Now what if you want to secure the Dropbox account with a strong KeePass-generated password?  Make the password database a public file in Dropbox.  Then you can access it from anywhere without barriers and still retain password confidentiality.  I also keep a copy of the KeePass binary zip as a public file so that I can easily set up any machine to access my passwords.  Grab the password file, the binary zip, and go!  The only catch is that you have to remember the master password (obviously) and the URLs to the public Dropbox files.  The URL is in the following format:  

One can figure out a good way to remember the URLs:  note it down in your phone, use a copy of the password database to get to the latest password database, etc.

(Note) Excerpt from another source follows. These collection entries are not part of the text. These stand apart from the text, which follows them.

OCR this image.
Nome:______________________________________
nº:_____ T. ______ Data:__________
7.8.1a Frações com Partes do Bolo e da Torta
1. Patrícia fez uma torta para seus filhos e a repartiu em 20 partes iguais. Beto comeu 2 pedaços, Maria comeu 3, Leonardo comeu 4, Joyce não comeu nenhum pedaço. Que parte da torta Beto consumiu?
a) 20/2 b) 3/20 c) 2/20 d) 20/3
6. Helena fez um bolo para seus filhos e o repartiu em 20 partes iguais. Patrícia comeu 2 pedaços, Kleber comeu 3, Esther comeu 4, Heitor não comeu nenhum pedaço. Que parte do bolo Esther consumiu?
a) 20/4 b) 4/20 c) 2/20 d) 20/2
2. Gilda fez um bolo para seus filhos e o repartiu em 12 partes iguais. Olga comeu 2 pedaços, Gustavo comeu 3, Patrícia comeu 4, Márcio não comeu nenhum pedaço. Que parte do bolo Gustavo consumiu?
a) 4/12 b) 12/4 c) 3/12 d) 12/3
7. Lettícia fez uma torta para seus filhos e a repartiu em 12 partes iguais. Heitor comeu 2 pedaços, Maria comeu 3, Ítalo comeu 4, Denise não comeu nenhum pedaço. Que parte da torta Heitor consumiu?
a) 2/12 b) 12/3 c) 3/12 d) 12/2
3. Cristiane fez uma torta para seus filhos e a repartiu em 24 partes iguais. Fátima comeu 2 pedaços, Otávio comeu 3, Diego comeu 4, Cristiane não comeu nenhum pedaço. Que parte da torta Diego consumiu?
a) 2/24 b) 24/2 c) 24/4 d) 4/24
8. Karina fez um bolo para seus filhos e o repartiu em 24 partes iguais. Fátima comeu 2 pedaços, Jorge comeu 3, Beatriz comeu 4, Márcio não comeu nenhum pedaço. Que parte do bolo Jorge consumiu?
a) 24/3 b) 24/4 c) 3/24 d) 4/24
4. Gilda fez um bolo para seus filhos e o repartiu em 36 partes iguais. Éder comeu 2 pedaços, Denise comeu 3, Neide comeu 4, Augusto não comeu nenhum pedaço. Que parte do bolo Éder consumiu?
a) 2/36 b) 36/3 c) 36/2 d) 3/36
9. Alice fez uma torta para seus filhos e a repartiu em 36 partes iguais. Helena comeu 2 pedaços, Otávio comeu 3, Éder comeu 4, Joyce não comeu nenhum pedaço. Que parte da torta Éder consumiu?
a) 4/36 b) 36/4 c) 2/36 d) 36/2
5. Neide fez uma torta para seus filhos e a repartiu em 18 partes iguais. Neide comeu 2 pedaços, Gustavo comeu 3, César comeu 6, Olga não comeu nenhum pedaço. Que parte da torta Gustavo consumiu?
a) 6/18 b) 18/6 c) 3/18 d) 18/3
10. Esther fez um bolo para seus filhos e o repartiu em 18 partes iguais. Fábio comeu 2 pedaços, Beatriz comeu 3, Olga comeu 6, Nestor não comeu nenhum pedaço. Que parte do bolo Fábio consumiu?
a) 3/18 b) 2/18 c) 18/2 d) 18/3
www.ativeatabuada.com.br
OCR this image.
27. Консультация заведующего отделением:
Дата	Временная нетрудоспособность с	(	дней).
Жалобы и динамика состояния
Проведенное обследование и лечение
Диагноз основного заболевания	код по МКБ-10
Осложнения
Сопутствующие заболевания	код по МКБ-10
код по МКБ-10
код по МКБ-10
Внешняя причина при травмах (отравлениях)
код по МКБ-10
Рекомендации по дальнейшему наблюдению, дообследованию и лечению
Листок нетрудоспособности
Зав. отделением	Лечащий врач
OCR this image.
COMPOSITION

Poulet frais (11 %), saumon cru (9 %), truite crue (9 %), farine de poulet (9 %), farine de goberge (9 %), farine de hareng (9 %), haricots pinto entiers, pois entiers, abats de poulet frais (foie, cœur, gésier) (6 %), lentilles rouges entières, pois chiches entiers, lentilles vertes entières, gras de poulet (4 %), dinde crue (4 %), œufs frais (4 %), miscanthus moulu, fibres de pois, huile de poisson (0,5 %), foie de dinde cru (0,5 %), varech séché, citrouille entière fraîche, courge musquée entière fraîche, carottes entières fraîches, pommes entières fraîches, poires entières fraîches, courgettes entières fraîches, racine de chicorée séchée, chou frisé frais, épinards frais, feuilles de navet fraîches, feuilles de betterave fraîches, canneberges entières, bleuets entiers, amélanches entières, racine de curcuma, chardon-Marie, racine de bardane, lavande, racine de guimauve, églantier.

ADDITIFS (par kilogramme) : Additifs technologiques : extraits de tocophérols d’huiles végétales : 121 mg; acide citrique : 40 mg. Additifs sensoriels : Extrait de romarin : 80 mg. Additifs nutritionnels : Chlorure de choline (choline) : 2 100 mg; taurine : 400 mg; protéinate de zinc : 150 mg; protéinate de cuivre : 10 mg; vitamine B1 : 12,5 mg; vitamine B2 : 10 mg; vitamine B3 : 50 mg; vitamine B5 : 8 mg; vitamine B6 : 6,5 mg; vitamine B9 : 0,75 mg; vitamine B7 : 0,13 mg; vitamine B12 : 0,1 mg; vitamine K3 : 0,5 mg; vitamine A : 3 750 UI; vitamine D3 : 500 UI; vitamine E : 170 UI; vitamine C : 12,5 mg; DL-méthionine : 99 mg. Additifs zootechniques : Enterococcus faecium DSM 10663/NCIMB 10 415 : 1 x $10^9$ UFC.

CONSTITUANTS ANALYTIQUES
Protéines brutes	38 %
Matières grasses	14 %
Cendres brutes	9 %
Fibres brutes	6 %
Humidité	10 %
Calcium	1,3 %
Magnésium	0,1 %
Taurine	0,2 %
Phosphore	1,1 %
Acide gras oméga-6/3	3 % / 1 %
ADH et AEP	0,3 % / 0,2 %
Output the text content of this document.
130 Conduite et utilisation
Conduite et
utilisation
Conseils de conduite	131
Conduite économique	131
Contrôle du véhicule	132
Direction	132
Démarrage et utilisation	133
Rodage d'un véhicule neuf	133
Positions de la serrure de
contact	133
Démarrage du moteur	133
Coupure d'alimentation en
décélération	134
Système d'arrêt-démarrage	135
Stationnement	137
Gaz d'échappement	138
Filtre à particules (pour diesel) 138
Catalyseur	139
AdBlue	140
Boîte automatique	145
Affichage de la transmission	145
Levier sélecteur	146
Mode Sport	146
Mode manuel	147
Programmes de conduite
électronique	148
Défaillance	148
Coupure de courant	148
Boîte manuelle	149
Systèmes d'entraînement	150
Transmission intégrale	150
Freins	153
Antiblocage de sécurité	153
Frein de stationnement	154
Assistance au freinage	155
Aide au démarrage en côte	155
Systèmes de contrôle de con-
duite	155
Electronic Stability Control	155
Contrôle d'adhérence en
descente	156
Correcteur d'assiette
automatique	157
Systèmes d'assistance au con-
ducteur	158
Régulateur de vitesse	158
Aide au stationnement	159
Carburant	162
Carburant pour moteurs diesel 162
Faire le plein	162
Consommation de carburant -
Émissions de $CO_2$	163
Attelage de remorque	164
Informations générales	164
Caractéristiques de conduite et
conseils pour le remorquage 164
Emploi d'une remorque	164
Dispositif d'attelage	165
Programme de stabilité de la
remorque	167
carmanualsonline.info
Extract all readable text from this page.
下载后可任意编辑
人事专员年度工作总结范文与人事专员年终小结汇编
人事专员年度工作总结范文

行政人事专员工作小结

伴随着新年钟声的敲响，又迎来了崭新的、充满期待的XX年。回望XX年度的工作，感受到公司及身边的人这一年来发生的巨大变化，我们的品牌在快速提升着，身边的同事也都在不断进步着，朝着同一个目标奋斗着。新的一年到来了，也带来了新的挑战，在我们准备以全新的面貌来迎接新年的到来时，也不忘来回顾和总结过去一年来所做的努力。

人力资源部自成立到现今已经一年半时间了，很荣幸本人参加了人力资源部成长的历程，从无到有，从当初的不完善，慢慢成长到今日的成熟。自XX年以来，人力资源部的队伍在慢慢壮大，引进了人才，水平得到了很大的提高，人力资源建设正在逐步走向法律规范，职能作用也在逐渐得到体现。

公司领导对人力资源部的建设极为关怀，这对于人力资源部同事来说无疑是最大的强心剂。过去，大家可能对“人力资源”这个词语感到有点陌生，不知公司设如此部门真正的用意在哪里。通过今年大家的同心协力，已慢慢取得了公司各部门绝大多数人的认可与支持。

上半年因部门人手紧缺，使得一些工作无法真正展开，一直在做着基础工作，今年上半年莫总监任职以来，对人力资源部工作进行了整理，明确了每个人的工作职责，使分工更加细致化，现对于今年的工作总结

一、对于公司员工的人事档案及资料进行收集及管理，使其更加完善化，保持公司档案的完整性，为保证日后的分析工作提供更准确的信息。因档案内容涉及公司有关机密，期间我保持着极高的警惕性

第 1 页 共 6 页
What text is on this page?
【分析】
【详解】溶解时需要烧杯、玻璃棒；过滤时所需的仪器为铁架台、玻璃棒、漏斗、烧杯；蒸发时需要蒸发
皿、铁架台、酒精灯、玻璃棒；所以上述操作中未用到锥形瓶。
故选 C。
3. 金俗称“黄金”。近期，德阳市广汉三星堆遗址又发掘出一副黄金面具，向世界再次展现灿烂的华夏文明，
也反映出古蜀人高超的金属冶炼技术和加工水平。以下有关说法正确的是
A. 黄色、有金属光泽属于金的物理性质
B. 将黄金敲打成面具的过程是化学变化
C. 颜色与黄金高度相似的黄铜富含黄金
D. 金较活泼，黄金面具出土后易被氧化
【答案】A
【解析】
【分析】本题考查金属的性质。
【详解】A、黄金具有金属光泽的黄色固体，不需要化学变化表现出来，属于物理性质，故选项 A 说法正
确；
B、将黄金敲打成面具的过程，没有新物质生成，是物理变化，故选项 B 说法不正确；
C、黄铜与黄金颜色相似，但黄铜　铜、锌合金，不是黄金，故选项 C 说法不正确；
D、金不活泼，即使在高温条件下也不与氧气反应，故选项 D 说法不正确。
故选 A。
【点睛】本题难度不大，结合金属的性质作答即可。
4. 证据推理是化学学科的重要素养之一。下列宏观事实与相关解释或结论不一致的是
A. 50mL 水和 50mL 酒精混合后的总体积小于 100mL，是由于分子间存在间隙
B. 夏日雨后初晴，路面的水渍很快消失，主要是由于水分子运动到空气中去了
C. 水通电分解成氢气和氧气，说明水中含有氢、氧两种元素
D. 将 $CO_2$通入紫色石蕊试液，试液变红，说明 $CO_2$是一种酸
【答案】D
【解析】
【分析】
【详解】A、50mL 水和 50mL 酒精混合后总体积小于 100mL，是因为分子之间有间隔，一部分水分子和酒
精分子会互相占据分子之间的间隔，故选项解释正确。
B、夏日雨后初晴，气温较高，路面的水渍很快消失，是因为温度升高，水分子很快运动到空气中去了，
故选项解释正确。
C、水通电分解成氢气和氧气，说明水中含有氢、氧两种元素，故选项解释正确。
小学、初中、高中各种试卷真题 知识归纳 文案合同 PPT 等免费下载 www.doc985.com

But what about mobile?  KeePassDroid works too for Android smartphones.  You can put a copy of the password database on the smartphone (for simplicity if rarely authenticating as I do) or use Dropbox on your Android smartphone to always use the latest password database (haven't tested this).     

Using this setup for several months now, it has been quite easy and definitely more secure than my previous password mismanagement.  Comments on improving the setup are welcome!